First-year students and seniors generally give very positive evaluations of their educational experience at UGA, according to the results of the latest National Survey of Student Engagement.
Data from the 2011 survey, administered last spring, shows that 93 percent of UGA first-year students and 91 percent of seniors rate their entire educational experience at the university as good or excellent. As in previous surveys, a high percentage of UGA seniors (90 percent in 2011) said they would choose UGA again if they were starting their college career over.
The survey, developed by the Indiana University Center for Postsecondary Research, has been in use nationally since 2000 and provides comparative standards for assessing effective educational practices in higher education.
All eligible first-year students and seniors at UGA were invited to participate in the survey last spring and close to 2,000 chose to do so.
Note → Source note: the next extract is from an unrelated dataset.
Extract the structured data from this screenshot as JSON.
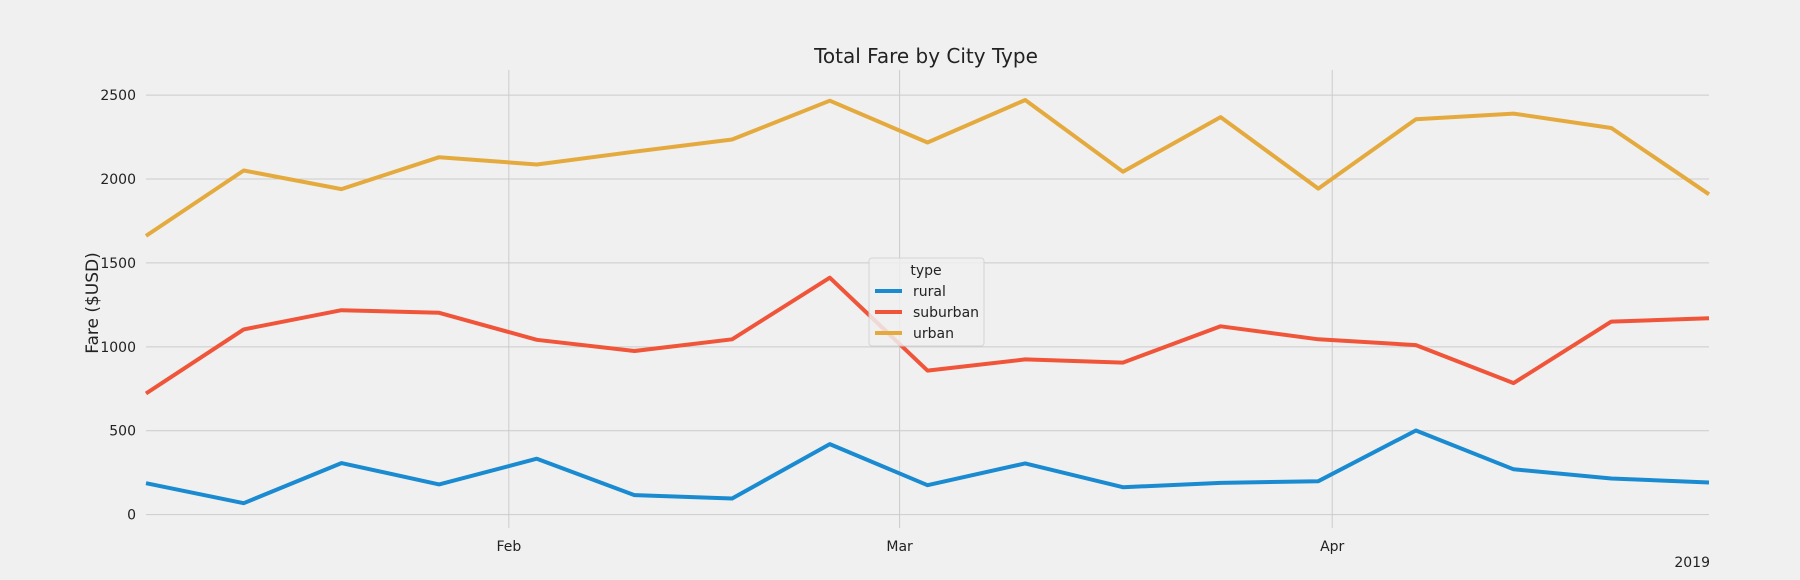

The survey has previously been administered at UGA in 2003, 2005, 2007 and 2008, providing a basis to compare this year’s results with earlier findings.
The survey also provides data to measure results against comparable universities.
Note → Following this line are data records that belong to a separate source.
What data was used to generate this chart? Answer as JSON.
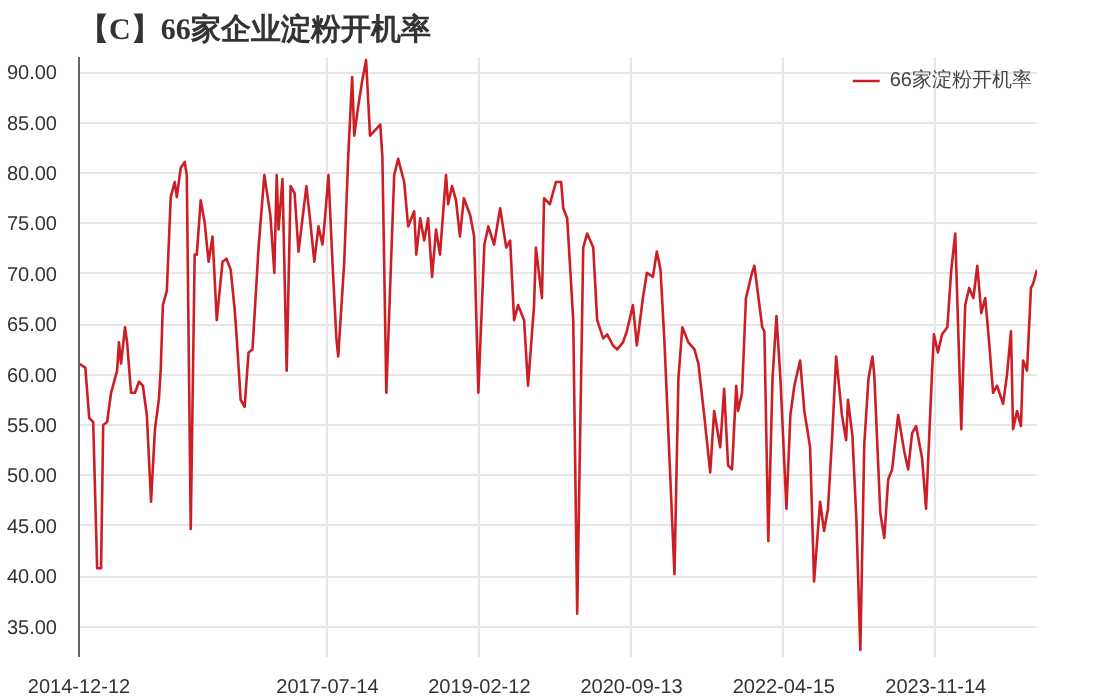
{
  "chart_data": {
    "type": "line",
    "title": "【C】66家企业淀粉开机率",
    "x": [
      "2014-12-12",
      "2015-01-05",
      "2015-01-20",
      "2015-02-04",
      "2015-02-19",
      "2015-03-06",
      "2015-03-14",
      "2015-03-29",
      "2015-04-13",
      "2015-05-06",
      "2015-05-13",
      "2015-05-21",
      "2015-06-05",
      "2015-06-13",
      "2015-06-28",
      "2015-07-13",
      "2015-07-28",
      "2015-08-12",
      "2015-08-27",
      "2015-09-12",
      "2015-09-27",
      "2015-10-12",
      "2015-10-19",
      "2015-10-27",
      "2015-11-11",
      "2015-11-26",
      "2015-12-11",
      "2015-12-19",
      "2016-01-03",
      "2016-01-18",
      "2016-01-26",
      "2016-02-10",
      "2016-02-25",
      "2016-03-04",
      "2016-03-19",
      "2016-04-03",
      "2016-04-18",
      "2016-05-03",
      "2016-05-19",
      "2016-06-10",
      "2016-06-25",
      "2016-07-11",
      "2016-07-26",
      "2016-08-02",
      "2016-08-18",
      "2016-09-02",
      "2016-09-17",
      "2016-10-02",
      "2016-10-25",
      "2016-11-16",
      "2016-12-09",
      "2016-12-24",
      "2017-01-02",
      "2017-01-09",
      "2017-01-24",
      "2017-02-09",
      "2017-02-24",
      "2017-03-11",
      "2017-03-26",
      "2017-04-25",
      "2017-05-10",
      "2017-05-25",
      "2017-06-10",
      "2017-06-25",
      "2017-07-02",
      "2017-07-18",
      "2017-08-02",
      "2017-08-17",
      "2017-08-24",
      "2017-09-16",
      "2017-10-01",
      "2017-10-16",
      "2017-10-24",
      "2017-11-08",
      "2017-11-23",
      "2017-12-08",
      "2017-12-23",
      "2018-01-31",
      "2018-02-08",
      "2018-02-23",
      "2018-03-25",
      "2018-04-09",
      "2018-05-02",
      "2018-05-17",
      "2018-06-09",
      "2018-06-17",
      "2018-07-02",
      "2018-07-17",
      "2018-08-01",
      "2018-08-16",
      "2018-08-31",
      "2018-09-15",
      "2018-10-08",
      "2018-10-16",
      "2018-10-31",
      "2018-11-15",
      "2018-11-30",
      "2018-12-15",
      "2019-01-08",
      "2019-01-23",
      "2019-02-08",
      "2019-03-03",
      "2019-03-18",
      "2019-04-09",
      "2019-05-02",
      "2019-05-25",
      "2019-06-09",
      "2019-06-24",
      "2019-07-09",
      "2019-08-01",
      "2019-08-16",
      "2019-09-08",
      "2019-09-15",
      "2019-10-08",
      "2019-10-16",
      "2019-11-07",
      "2019-11-30",
      "2019-12-20",
      "2019-12-28",
      "2020-01-12",
      "2020-02-04",
      "2020-02-19",
      "2020-03-13",
      "2020-03-28",
      "2020-04-20",
      "2020-05-05",
      "2020-05-28",
      "2020-06-12",
      "2020-07-04",
      "2020-07-20",
      "2020-08-11",
      "2020-08-26",
      "2020-09-18",
      "2020-10-03",
      "2020-10-26",
      "2020-11-10",
      "2020-12-03",
      "2020-12-18",
      "2021-01-01",
      "2021-01-16",
      "2021-02-23",
      "2021-03-10",
      "2021-03-25",
      "2021-04-17",
      "2021-05-10",
      "2021-05-25",
      "2021-06-16",
      "2021-07-09",
      "2021-07-24",
      "2021-08-16",
      "2021-08-31",
      "2021-09-15",
      "2021-09-30",
      "2021-10-16",
      "2021-10-23",
      "2021-11-07",
      "2021-11-22",
      "2021-12-15",
      "2021-12-24",
      "2022-01-23",
      "2022-01-31",
      "2022-02-15",
      "2022-03-03",
      "2022-03-18",
      "2022-04-02",
      "2022-04-25",
      "2022-05-10",
      "2022-05-25",
      "2022-06-16",
      "2022-07-02",
      "2022-07-24",
      "2022-08-08",
      "2022-08-31",
      "2022-09-15",
      "2022-09-30",
      "2022-10-16",
      "2022-10-31",
      "2022-11-22",
      "2022-12-08",
      "2022-12-15",
      "2023-01-01",
      "2023-01-16",
      "2023-01-31",
      "2023-02-15",
      "2023-03-03",
      "2023-03-18",
      "2023-03-25",
      "2023-04-17",
      "2023-05-02",
      "2023-05-17",
      "2023-06-01",
      "2023-06-24",
      "2023-07-17",
      "2023-08-01",
      "2023-08-16",
      "2023-08-31",
      "2023-09-23",
      "2023-10-08",
      "2023-10-31",
      "2023-11-07",
      "2023-11-22",
      "2023-12-08",
      "2023-12-28",
      "2024-01-12",
      "2024-01-27",
      "2024-02-19",
      "2024-03-05",
      "2024-03-20",
      "2024-04-05",
      "2024-04-20",
      "2024-05-05",
      "2024-05-20",
      "2024-06-04",
      "2024-06-19",
      "2024-07-04",
      "2024-07-27",
      "2024-08-11",
      "2024-08-26",
      "2024-09-03",
      "2024-09-18",
      "2024-10-03",
      "2024-10-11",
      "2024-10-26",
      "2024-11-10",
      "2024-11-18",
      "2024-12-03"
    ],
    "series": [
      {
        "name": "66家淀粉开机率",
        "color": "#cc1f25",
        "values": [
          61.1,
          60.7,
          55.7,
          55.3,
          40.8,
          40.8,
          55.0,
          55.3,
          58.2,
          60.4,
          63.2,
          61.1,
          64.7,
          63.2,
          58.2,
          58.2,
          59.3,
          58.9,
          56.0,
          47.4,
          54.6,
          57.6,
          60.6,
          66.9,
          68.3,
          77.6,
          79.1,
          77.6,
          80.5,
          81.1,
          79.8,
          44.7,
          71.9,
          71.9,
          77.3,
          75.1,
          71.2,
          73.7,
          65.4,
          71.2,
          71.5,
          70.4,
          66.5,
          64.0,
          57.5,
          56.8,
          62.2,
          62.5,
          72.6,
          79.8,
          75.8,
          70.1,
          79.8,
          74.4,
          79.4,
          60.4,
          78.7,
          78.0,
          72.2,
          78.7,
          75.1,
          71.2,
          74.7,
          72.9,
          74.7,
          79.8,
          71.2,
          63.6,
          61.8,
          71.2,
          81.6,
          89.5,
          83.7,
          86.6,
          89.1,
          91.2,
          83.7,
          84.8,
          81.6,
          58.2,
          79.8,
          81.4,
          79.1,
          74.7,
          76.2,
          71.9,
          75.5,
          73.3,
          75.5,
          69.7,
          74.4,
          71.9,
          79.8,
          76.9,
          78.7,
          77.3,
          73.7,
          77.5,
          75.8,
          73.7,
          58.2,
          72.9,
          74.7,
          72.9,
          76.5,
          72.6,
          73.3,
          65.4,
          66.9,
          65.4,
          58.9,
          66.9,
          72.6,
          67.6,
          77.5,
          76.9,
          79.1,
          79.1,
          76.5,
          75.5,
          65.4,
          36.3,
          72.6,
          74.0,
          72.6,
          65.4,
          63.6,
          64.0,
          62.9,
          62.5,
          63.2,
          64.3,
          66.9,
          62.9,
          67.6,
          70.1,
          69.7,
          72.2,
          70.4,
          63.2,
          40.2,
          59.6,
          64.7,
          63.2,
          62.5,
          61.1,
          56.0,
          50.3,
          56.4,
          52.8,
          58.6,
          51.0,
          50.6,
          58.9,
          56.4,
          58.2,
          67.6,
          70.1,
          70.8,
          64.7,
          64.3,
          43.5,
          59.6,
          65.8,
          59.6,
          46.7,
          56.0,
          58.9,
          61.4,
          56.4,
          52.8,
          39.5,
          47.4,
          44.5,
          46.7,
          53.9,
          61.8,
          56.0,
          53.5,
          57.5,
          53.9,
          45.6,
          32.7,
          53.1,
          59.6,
          61.8,
          60.0,
          46.3,
          43.8,
          49.6,
          50.6,
          56.0,
          52.4,
          50.6,
          54.2,
          54.9,
          51.7,
          46.7,
          60.4,
          64.0,
          62.2,
          64.0,
          64.7,
          70.4,
          74.0,
          54.6,
          66.9,
          68.6,
          67.6,
          70.8,
          66.1,
          67.6,
          63.2,
          58.2,
          58.9,
          57.1,
          60.0,
          64.3,
          54.6,
          56.4,
          54.9,
          61.4,
          60.4,
          68.6,
          69.0,
          70.4
        ]
      }
    ],
    "xlim": [
      "2014-12-12",
      "2024-12-03"
    ],
    "xticks": [
      "2014-12-12",
      "2017-07-14",
      "2019-02-12",
      "2020-09-13",
      "2022-04-15",
      "2023-11-14"
    ],
    "ylim": [
      32,
      91.5
    ],
    "yticks": [
      {
        "value": 35,
        "label": "35.00"
      },
      {
        "value": 40,
        "label": "40.00"
      },
      {
        "value": 45,
        "label": "45.00"
      },
      {
        "value": 50,
        "label": "50.00"
      },
      {
        "value": 55,
        "label": "55.00"
      },
      {
        "value": 60,
        "label": "60.00"
      },
      {
        "value": 65,
        "label": "65.00"
      },
      {
        "value": 70,
        "label": "70.00"
      },
      {
        "value": 75,
        "label": "75.00"
      },
      {
        "value": 80,
        "label": "80.00"
      },
      {
        "value": 85,
        "label": "85.00"
      },
      {
        "value": 90,
        "label": "90.00"
      }
    ],
    "grid": true,
    "legend": "top right",
    "marker": "none",
    "line_style": "solid"
  }
}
“This national survey is one means of assessing the current state of student engagement at UGA,” said Laura Jolly, vice president for instruction. “The data provide a rich source of information for improving the undergraduate experience.”
A campus steering committee, co-chaired by Leslie Gordon, associate director of assessment in the Office of Academic Planning, and Denise Gardner, director of the Office of Institutional Research, spent fall semester analyzing the 2011 data and compiling a report for senior administrators.
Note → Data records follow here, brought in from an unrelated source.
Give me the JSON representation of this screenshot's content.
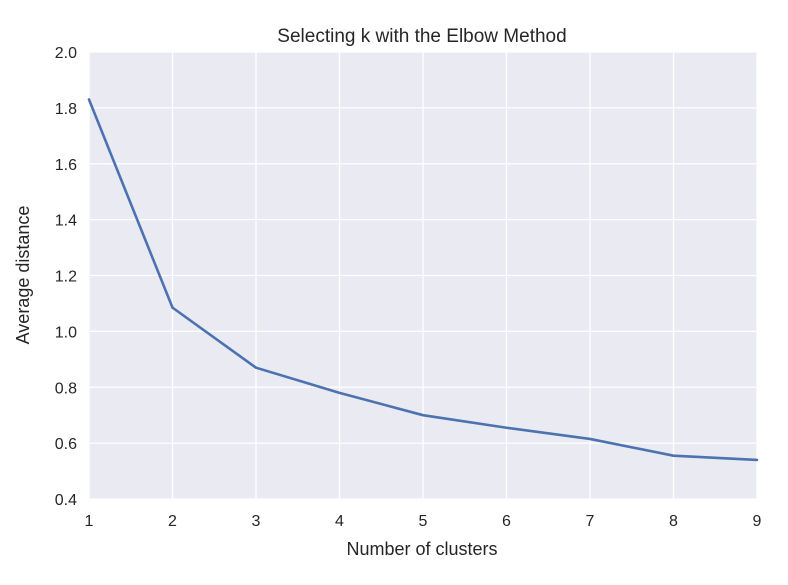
{
  "chart_data": {
    "type": "line",
    "title": "Selecting k with the Elbow Method",
    "xlabel": "Number of clusters",
    "ylabel": "Average distance",
    "x": [
      1,
      2,
      3,
      4,
      5,
      6,
      7,
      8,
      9
    ],
    "series": [
      {
        "values": [
          1.83,
          1.085,
          0.87,
          0.78,
          0.7,
          0.655,
          0.615,
          0.555,
          0.54
        ]
      }
    ],
    "xlim": [
      1,
      9
    ],
    "ylim": [
      0.4,
      2.0
    ],
    "xticks": [
      "1",
      "2",
      "3",
      "4",
      "5",
      "6",
      "7",
      "8",
      "9"
    ],
    "yticks": [
      "0.4",
      "0.6",
      "0.8",
      "1.0",
      "1.2",
      "1.4",
      "1.6",
      "1.8",
      "2.0"
    ],
    "grid": true,
    "colors": {
      "line": "#4C72B0",
      "plot_background": "#EAEAF2",
      "grid": "#FFFFFF"
    }
  }
}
The committee found that despite UGA’s continued overall good marks, student responses in some areas show room for improvement. For example, while UGA seniors reported more contact with faculty than their counterparts at other institutions, one of the largest single-item differences between UGA and its peers was in the percent of seniors who reported working on research projects with faculty outside of course or program requirements. In addition, fewer first-year students indicated plans to do so.
The steering committee report suggests that these results should be monitored as the First-Year Odyssey seminars are implemented to determine if early engagement between students and tenured/tenure-track faculty has the expected impact on students’ plans and actual participation in research projects. The recent expansion of access to programs with UGA’s Center for Undergraduate Research Opportunities is another initiative that addresses this issue.
“It is gratifying to review data through the years that indicates we are doing many things right to increase the rigor and challenge of undergraduate education,” said Provost Jere Morehead. “It is good to know that past and current initiatives have had a positive impact.”